Re: Removing elements from a list while iterating...

Magnus Lindberg (euamli@eua.ericsson.se)
12 Mar 1995 16:55:26 GMT

skip@dolphin.automatrix.com (Skip Montanaro) writes:

>We all know this is unsafe:

> for m in list:
> if m matches some criterion:
> list.remove(m)

>since the list is mutating out from under the internal pointers that the for
>loop is using.

>I've seen Guido recommend:

> l = list[:]
> for m in l:
> if m matches some criterion:
> list.remove(m)

>which separates the list being modified from the list being iterated over.

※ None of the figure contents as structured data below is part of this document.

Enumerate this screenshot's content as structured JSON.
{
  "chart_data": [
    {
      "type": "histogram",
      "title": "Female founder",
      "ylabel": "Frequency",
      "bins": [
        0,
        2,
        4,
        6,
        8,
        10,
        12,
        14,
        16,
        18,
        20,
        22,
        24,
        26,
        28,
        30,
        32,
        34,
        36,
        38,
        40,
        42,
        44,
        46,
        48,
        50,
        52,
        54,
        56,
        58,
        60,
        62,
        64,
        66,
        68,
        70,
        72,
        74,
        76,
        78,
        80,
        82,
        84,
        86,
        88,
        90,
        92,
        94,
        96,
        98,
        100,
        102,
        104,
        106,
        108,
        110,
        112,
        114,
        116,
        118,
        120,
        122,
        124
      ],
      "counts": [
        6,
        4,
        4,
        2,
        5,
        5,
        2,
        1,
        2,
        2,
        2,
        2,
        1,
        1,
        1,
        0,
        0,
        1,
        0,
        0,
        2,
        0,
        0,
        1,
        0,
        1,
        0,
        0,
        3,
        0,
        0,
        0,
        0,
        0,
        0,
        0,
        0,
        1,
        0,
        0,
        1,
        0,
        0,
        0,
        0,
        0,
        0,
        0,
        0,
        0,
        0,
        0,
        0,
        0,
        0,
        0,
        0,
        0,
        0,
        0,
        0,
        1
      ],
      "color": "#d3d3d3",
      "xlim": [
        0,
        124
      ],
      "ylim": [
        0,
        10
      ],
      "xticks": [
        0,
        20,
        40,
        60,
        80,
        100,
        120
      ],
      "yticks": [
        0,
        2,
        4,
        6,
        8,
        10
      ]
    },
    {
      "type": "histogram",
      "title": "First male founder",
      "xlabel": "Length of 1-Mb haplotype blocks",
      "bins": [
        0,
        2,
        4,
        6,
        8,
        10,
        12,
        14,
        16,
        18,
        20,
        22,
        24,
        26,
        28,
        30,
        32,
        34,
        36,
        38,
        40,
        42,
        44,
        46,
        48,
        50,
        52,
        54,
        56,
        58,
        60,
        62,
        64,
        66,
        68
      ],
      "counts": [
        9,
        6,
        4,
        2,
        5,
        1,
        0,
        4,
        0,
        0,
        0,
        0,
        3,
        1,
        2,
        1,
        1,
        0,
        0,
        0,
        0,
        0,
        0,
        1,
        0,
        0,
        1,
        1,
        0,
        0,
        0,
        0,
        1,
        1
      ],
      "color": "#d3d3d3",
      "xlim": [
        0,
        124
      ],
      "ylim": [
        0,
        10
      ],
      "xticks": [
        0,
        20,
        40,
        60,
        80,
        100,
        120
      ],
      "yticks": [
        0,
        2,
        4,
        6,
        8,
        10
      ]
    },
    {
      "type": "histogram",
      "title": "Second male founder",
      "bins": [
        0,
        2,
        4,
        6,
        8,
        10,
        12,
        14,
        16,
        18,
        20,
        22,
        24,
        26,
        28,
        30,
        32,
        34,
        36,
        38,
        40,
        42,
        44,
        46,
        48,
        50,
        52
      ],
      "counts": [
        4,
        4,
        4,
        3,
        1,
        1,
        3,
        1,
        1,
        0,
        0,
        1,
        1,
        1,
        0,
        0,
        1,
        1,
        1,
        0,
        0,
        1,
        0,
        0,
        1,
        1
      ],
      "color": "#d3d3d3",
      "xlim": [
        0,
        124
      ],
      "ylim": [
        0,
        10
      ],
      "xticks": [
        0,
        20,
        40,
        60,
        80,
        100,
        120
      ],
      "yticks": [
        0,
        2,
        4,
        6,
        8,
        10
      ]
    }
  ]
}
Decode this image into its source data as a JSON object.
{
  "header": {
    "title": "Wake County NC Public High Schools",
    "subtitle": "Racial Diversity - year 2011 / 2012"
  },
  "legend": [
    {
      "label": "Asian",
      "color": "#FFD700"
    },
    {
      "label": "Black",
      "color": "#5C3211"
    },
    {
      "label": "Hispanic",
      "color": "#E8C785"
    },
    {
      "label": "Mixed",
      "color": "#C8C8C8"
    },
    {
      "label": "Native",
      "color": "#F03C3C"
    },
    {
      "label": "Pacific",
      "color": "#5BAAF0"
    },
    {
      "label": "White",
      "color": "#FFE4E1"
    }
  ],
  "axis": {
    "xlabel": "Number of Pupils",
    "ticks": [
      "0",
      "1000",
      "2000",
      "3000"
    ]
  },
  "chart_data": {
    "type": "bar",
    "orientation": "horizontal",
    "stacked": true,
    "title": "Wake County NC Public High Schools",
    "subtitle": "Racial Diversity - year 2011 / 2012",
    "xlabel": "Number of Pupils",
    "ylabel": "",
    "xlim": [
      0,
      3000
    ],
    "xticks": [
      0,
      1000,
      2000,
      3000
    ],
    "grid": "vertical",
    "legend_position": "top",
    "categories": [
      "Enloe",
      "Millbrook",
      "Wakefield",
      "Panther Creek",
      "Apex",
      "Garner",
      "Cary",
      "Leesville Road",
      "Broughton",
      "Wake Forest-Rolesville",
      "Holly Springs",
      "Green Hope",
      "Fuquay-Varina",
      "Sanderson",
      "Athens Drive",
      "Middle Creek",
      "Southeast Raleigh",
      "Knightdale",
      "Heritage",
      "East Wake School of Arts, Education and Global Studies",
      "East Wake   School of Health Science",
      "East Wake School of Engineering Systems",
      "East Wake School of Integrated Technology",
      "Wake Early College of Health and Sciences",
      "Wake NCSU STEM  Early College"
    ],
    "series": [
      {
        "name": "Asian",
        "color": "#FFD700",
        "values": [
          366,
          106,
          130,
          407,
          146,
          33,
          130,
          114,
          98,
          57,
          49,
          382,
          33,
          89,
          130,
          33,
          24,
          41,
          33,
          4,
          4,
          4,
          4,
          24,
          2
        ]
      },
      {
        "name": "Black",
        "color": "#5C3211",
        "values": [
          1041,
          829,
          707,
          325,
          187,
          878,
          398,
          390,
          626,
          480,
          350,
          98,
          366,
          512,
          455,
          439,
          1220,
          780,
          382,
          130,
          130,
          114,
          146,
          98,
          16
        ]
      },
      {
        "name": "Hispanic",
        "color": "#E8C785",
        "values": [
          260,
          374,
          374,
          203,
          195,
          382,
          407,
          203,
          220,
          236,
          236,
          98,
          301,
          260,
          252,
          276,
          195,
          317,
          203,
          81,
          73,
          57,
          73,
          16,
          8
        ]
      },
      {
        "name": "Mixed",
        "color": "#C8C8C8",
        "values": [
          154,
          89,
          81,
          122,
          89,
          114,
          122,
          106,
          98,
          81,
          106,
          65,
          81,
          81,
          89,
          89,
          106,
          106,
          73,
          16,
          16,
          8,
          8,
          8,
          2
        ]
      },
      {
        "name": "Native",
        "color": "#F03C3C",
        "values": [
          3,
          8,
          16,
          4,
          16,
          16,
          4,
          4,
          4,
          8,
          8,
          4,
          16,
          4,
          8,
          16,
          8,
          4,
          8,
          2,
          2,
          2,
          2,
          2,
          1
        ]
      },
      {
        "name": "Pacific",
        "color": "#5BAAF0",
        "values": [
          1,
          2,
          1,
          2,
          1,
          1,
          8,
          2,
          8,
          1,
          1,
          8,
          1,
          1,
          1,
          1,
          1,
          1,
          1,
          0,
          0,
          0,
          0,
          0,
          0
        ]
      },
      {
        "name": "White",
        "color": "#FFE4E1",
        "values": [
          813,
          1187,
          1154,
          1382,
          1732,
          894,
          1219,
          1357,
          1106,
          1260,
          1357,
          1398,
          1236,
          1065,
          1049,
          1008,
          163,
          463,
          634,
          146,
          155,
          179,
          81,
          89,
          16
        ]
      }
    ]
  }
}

>Unfortunately, I have a big list that is expensive to duplicate (~ 100K
>elements) and I run over it several times looking for elements that match
>different criteria and culling them. I came up with the following way out
>of my dilemma.

>Instead of creating the list with my data directly as elements of the list,
>I create elements that are themselves lists, with the first component the
>real data and the second a marker number:

> list = []
> for l in foo.readlines():
> list.append([l, 0])

>Then I can iterate over them and simply set the marker when the real data
>satisfies the criteria:

> for elt in list:
> if elt[1] == 1: continue
> if elt[0] matches some criterion:
> # do something with elt[0]
> elt[1] == 1

>I got a tremendous performance increase in my little application --
>analyzing my Web logs

Another way of doing this is to iterate backwards over your big list
and without making a copy:

list = [ <YourVeryHugeList> ]
i = len(list)

while i != 0:
i = i - 1
if list[i] matches some criterion:
do something with list[i]

It works fine for the small tests I tried (on a list of numbers, with modulo
as a test and 'del' as the doSomething part). Is it safe, anyone?

Magnus Lindberg
#include <disclaimer.h>